23 Desember 2007

807. Bali Roadmap: Apa Hubungan Antara Emisi CO2 Dengan Hutan?

Melalui jalur pribadi saya menerima e-mail yang minta tidak disebutkan mamanya, pertanyaan seperti berikut: "Ustadz setelah saya mengikuti sikit Konferensi PBB tentang Perubahan Iklim di Bali, setelah membaca isu penting dalam konfrensi tsb adalah berjubelnya emisi gas rumah kaca dan menipisnya hutan, timbullah serta-merta dalam benak saya rentetan pertanyaan, apa itu rumah kaca serta apa hubungannya emisi gas rumah kaca di satu pihak dan menipisnya hutan di lain pihak ?"
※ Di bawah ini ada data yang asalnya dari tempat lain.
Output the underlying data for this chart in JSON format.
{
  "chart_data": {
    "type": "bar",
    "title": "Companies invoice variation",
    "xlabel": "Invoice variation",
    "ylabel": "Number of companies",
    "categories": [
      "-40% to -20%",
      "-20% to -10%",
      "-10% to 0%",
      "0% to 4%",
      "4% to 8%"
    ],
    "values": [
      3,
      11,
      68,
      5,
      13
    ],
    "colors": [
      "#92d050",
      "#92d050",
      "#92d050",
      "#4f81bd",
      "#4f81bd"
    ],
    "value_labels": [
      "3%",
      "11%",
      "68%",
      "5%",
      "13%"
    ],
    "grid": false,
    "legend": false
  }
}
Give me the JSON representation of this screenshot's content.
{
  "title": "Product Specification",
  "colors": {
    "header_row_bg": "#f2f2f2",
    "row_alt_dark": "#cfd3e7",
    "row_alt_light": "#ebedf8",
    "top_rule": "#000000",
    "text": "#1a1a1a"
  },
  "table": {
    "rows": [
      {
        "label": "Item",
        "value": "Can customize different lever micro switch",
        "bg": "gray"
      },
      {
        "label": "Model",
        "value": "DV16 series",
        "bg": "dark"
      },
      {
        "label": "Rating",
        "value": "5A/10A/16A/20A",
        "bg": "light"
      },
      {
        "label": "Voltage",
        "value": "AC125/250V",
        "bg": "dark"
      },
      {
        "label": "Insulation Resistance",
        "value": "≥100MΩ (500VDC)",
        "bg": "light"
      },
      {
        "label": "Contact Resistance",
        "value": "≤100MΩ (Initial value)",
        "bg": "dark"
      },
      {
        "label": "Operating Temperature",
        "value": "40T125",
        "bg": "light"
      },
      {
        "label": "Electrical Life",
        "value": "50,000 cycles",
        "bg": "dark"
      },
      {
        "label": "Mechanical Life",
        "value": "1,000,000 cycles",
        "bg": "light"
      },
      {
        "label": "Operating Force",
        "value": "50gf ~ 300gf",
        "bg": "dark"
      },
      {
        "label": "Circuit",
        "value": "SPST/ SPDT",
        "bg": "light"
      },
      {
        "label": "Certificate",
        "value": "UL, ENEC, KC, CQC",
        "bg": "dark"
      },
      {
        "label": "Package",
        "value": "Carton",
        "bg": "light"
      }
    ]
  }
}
Sebelum menjawab pertanyaan tsb, saya kemukakan dahulu hal yang berikut. Inter-governmental Panel on Cimate Change (IPCC) telah mempublikasikan hasil pengamatan ilmuwan dari berbagai negara. Isinya sangat mengejutkan. Selama tahun 1990-2005, ternyata telah terjadi peningkatan suhu merata di seluruh bagian bumi, antara 0,15 – 0,3o C. Jika peningkatan suhu itu terus berlanjut, diperkirakan pada tahun 2040 lapisan es di kutub-kutub bumi akan habis mencair, lalu mengalir ke laut lepas dan menyebabkan permukaan laut bumi (termasuk laut di seputar Indonesia) terus meningkat. Pulau-pulau kecil terluar kita bisa lenyap dari peta bumi, sehingga garis kedaulatan negara bisa menyusut. Dan diperkirakan dalam 30 tahun mendatang sekitar 2.000 pulau di Indonesia akan tenggelam. Bukan hanya itu, jutaan orang yang tinggal di pesisir pulau kecil pun akan kehilangan tempat tinggal. Di Indonesia peningkatan suhu itu berwujud tanda yang kasatmata adalah menghilangnya salju yang dulu menyelimuti satu-satunya tempat bersalju di Indonesia, yaitu Gunung Jayawijaya di Papua. Menurut hasil studi yang dilakukan ilmuwan di Pusat Pengembangan Kawasan Pesisir dan Laut, Institut Teknologi Bandung (2007), jika suhu bumi terus meningkat, maka diperkirakan, pada tahun 2050 daerah-daerah di Jakarta (seperti: Kosambi, Penjaringan, dan Cilincing) dan Bekasi (seperti : Muaragembong, Babelan, dan Tarumajaya) akan terendam semuanya.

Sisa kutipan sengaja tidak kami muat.